Hecker utterly denies agreeing to give Reibin any commission, but says in substance that he promised him that if in the future he should bring a purchaser to him he would allow him a commission. He explains the $1,100 transaction to the effect that Reibin claimed that he was under considerable expense coming from Canada to Oregon and was without money, and asked for a receipt to be applied on the purchase price for an extra $100 which he allowed and credited to the corporation. It is also noteworthy that the plaintiffs count the full amount of $1,100 named in the receipt as part payment on the purchase price, and it is necessary to include that in order to make up the sum they claim was paid by them toward the discharge of the obligation. It is very plain that Reibin had his hand out for a bribe. It is also manifest that Hecker dallied with him without committing himself fearing that the bargain would be spoiled. This is the only fair construction to be placed on the correspondence between the two men. Pressed on the point, Reibin himself admits that nothing definite was ever promised to him. The writings executed at the time are the best evidence of what occurred about the $100, and that is a receipt to the purchasing corporation for $1,100 *81when it only paid $1,000. If Reibin has embezzled $100 of the funds, of his corporation, it cannot be laid at the door of Hecker.
The general doctrine on this subject is as stated in the cases cited above. Speaking, however, on this subject we find this in 2 C. J. 711:
“The above rules as to good faith and loyalty do not apply after the agency has been fully terminated. As a general rule, after one has performed his office as agent or has in good faith severed his relation as agent, he is free to take up negotiations for his own interest, and can act adversely to his former principal as fully as any other person.”
Again on page 765:
“After the transaction for which the agent was employed has been closed, however, and the agency has terminated, the agent does not forfeit his right to compensation from his principal by representing the adverse party or by accepting compensation from him. ’ ’

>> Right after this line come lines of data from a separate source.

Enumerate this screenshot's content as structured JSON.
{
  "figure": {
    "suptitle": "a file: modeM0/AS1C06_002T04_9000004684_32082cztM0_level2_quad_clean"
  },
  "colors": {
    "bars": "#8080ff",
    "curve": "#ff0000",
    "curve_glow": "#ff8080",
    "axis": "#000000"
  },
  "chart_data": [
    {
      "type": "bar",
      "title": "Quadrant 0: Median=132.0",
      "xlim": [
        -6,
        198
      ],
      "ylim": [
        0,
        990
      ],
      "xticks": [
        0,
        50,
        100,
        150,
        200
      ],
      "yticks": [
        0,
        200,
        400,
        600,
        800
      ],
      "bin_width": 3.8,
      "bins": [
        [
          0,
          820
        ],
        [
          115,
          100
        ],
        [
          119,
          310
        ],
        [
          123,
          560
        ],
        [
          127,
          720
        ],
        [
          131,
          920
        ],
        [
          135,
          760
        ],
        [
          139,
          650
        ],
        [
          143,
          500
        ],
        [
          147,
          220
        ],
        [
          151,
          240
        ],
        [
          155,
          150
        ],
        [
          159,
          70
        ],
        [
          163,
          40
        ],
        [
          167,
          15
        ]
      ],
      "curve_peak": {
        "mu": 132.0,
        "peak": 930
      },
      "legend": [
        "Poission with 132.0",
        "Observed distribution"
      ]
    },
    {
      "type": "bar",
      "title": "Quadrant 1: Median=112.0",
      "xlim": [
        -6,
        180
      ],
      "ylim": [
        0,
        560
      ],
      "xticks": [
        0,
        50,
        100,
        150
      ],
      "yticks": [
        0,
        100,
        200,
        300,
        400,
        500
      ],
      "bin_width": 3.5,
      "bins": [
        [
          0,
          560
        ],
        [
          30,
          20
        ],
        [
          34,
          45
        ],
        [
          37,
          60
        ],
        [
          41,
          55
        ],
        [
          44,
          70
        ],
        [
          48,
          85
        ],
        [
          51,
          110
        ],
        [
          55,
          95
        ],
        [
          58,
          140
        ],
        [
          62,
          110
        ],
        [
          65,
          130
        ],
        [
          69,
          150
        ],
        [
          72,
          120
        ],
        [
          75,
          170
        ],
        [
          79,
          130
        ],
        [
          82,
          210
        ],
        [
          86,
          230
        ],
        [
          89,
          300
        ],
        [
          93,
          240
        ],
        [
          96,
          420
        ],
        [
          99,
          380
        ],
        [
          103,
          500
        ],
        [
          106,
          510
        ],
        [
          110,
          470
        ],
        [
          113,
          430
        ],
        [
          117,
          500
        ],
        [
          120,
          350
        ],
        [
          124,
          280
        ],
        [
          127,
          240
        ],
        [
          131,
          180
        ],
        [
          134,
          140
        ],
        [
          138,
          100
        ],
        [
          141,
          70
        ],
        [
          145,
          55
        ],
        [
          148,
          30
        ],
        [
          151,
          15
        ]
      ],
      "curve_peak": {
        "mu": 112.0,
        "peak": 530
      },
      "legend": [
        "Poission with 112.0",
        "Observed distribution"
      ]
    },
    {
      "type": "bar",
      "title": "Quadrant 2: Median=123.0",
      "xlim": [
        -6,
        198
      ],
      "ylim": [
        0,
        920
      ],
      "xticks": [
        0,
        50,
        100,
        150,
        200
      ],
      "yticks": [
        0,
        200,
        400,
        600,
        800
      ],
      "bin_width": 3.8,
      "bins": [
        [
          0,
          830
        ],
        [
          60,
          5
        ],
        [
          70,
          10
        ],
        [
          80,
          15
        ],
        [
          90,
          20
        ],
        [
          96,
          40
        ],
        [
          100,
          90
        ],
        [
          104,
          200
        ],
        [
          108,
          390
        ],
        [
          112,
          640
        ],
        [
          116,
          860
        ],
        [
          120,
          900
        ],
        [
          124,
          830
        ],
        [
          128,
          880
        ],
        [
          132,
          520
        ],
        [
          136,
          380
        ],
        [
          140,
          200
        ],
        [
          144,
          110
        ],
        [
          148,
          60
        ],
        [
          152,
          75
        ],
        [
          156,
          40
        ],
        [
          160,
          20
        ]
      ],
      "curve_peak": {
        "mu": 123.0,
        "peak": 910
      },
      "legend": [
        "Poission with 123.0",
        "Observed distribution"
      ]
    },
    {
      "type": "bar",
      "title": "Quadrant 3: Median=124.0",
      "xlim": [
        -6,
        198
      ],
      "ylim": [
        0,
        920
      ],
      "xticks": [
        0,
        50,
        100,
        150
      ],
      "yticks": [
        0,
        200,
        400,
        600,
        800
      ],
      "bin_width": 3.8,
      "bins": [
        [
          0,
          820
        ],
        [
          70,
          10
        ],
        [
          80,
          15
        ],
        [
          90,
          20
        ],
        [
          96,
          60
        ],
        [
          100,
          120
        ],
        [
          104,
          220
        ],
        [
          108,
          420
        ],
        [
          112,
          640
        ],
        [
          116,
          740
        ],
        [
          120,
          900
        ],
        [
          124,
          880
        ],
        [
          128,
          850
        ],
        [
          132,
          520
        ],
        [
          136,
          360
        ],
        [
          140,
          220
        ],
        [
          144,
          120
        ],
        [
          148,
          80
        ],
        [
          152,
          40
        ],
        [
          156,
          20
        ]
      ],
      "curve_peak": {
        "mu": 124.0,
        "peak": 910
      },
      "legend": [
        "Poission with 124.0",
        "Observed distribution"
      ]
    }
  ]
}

Even if the $100 was paid as commission to Reibin for having previously secured the execution of the contract, yet it was admittedly paid after the interpreting for which he was employed had been fully consummated, and it was not in pursuance of any previous arrangement, for the letters cannot be tortured into an agreement to pay.

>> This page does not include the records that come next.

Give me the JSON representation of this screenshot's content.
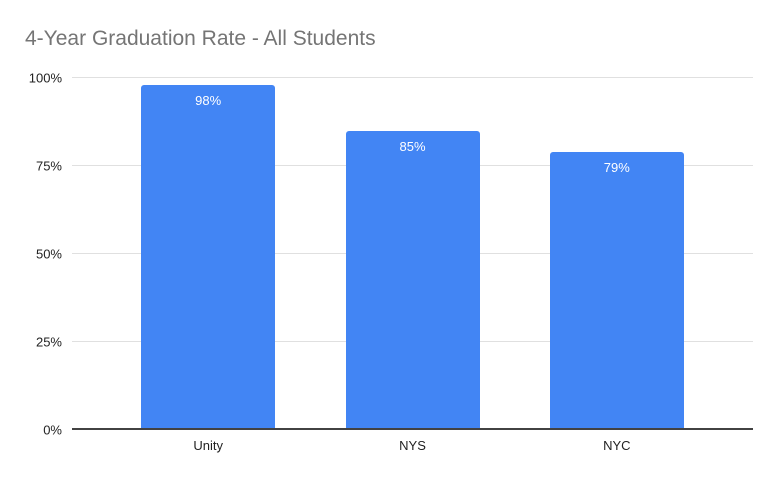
{
  "title": "4-Year Graduation Rate - All Students",
  "colors": {
    "bar": "#4285f4",
    "title_text": "#757575",
    "axis_text": "#222222",
    "value_label_text": "#ffffff",
    "gridline": "#e0e0e0",
    "baseline": "#424242",
    "background": "#ffffff"
  },
  "chart_data": {
    "type": "bar",
    "title": "4-Year Graduation Rate - All Students",
    "categories": [
      "Unity",
      "NYS",
      "NYC"
    ],
    "values": [
      98,
      85,
      79
    ],
    "value_labels": [
      "98%",
      "85%",
      "79%"
    ],
    "xlabel": "",
    "ylabel": "",
    "ylim": [
      0,
      100
    ],
    "ytick_values": [
      0,
      25,
      50,
      75,
      100
    ],
    "yticks": [
      "0%",
      "25%",
      "50%",
      "75%",
      "100%"
    ],
    "grid": true,
    "legend": "none"
  }
}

7, 8. On the merits, none of the charges of fraud have been established by anything like a preponderance of the testimony. From that viewpoint, as well as upon the law, the bill should be dismissed as to the individual plaintiffs. On the law as to the sufficiency of the complaint the bill ought to be dismissed as to the corporate plaintiff except for the allegation that the defendant had offered a bribe to Reibin. On that the testimony is insufficient to establish the charge as a matter of fact; and, moreover, it appears that, if *82anything was done in that way, it was long after the agency had terminated and could not possibly have influenced Eeibin in the least. The decided preponderance of the evidence is that, at the time the trade was made, the market value of the Hecker Place was $100 per acre, and of the Irvin Place $60 per acre, but that since then realty values have shrunk in a marked degree. All things considered, the corporation may have made an improvident bargain which it has attempted to lay upon the shoulders of the other plaintiffs, but this does not present a situation which the court can relieve. Courts cannot make contracts, neither can they break them except for some reason which the law recognizes, as fraud or the like, which must be clearly proved by the complaining party. In this instance the plaintiffs have failed on this point.
The result is that the decree must be reversed and the bill dismissed. Eeversed. Bill Dismissed.
Rehearing Denied.
Motion to Eetax Costs Denied.
Mr. Chief Justice McBride, Mr. Justice Bean and Mr. Justice Benson concur.